‘İnsanlar ikiyüzlüdür’, ‘hayat acımasızdır’, ‘dışarısı güvenilmezdir’, ‘kendini övme sakın nazar değer’, ‘bağır çağır ki değerini bilsinler’ ve binlercesi. Binlerce, neye dayandığı belli olmayan katılaşmış, taşlaşmış kural. Hepsinin tek amacı var o da insanı (beni) tutsak kılmak.

Hakan Arabacıoğlu ile tanıştığımda buna benzer kurallarla boğuşup, hangi yöne gitsem daha mutlu olacağımı bilmez bir haldeydim. İşimi mi değiştirmeliydim yoksa evliliğimi mi bitirmeliydim?
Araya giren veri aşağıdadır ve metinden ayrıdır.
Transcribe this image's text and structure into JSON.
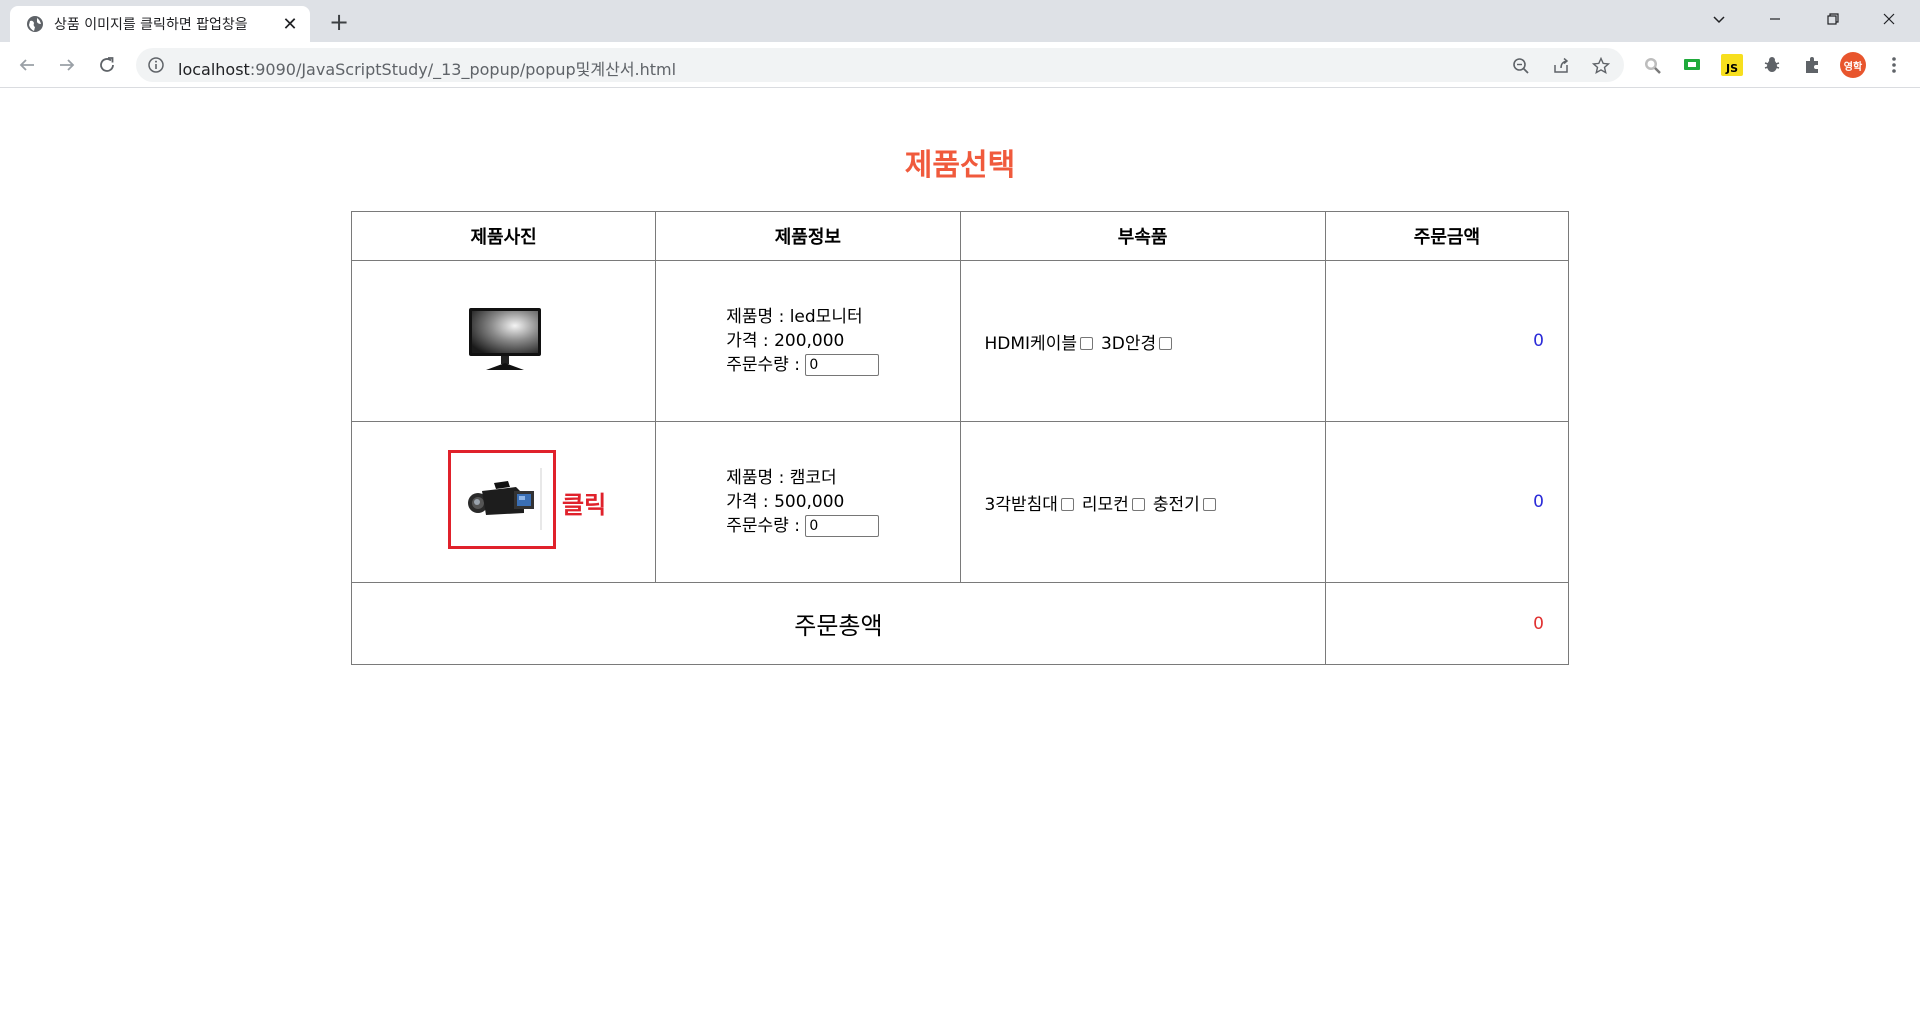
{
  "browser": {
    "tab_title": "상품 이미지를 클릭하면 팝업창을",
    "url_host": "localhost",
    "url_path": ":9090/JavaScriptStudy/_13_popup/popup및계산서.html",
    "profile_initials": "영학",
    "ext_js_label": "JS"
  },
  "page": {
    "title": "제품선택"
  },
  "table": {
    "headers": [
      "제품사진",
      "제품정보",
      "부속품",
      "주문금액"
    ],
    "rows": [
      {
        "name_line": "제품명 : led모니터",
        "price_line": "가격 : 200,000",
        "qty_label": "주문수량 :",
        "qty_value": "0",
        "accessories": [
          "HDMI케이블",
          "3D안경"
        ],
        "amount": "0",
        "image": "monitor"
      },
      {
        "name_line": "제품명 : 캠코더",
        "price_line": "가격 : 500,000",
        "qty_label": "주문수량 :",
        "qty_value": "0",
        "accessories": [
          "3각받침대",
          "리모컨",
          "충전기"
        ],
        "amount": "0",
        "image": "camcorder",
        "annotation": "클릭"
      }
    ],
    "total_label": "주문총액",
    "total_amount": "0"
  },
  "colors": {
    "title": "#f05a3c",
    "amount": "#2b2bd8",
    "total": "#e03030",
    "annotation": "#e0212b"
  }
}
Değişime arkadaşlarımdan mı başlamalıydım yoksa başka şehre mi taşınmalıydım? ‘Söyleyin Hakan Bey topyekûn başka bir insan mı olmalıyım?’ Bu soru biçimlerinin asıl meselem olduğunu Hakan Bey ile çalışmaya başladıktan sonra öğrendim. Asıl değişimin içimde olduğunu, gücümü, yeterliliğimi ve değerimi fark etmem gerektiğini bu kadar net ve anlaşılır gösteren kişi o oldu. Kıvranışlarıma, çaresizliklerime, kendi kabuğuma çekilip saatlerce ağlayıp kızgınlıkla aldığım dürtüsel ve bir o kadar işe yaramaz kararlara dur dememi sağlayan kişi o oldu. Dramanın yalnızca tiyatro sahnesinde kalmayıp, asıl içimizde yaşayan ve sürekli mayalanan bir şey olduğunu gösteren kişi de o oldu.

Onunla karşılaşmasaydım eğer, işe yaramayacağına inandığım bir başka gelişim atölyesinin daha yolunu gözlüyor olurdum şu sıralar sanırım. İlgisi, sabrı, azmi ve netliğiyle, ondan örnek almama yardımcı olduğu gibi yoluma onlarca ışık tuttuğu, gerçeği olduğu gibi görmemi sağladığı için kendisine şükran doluyum.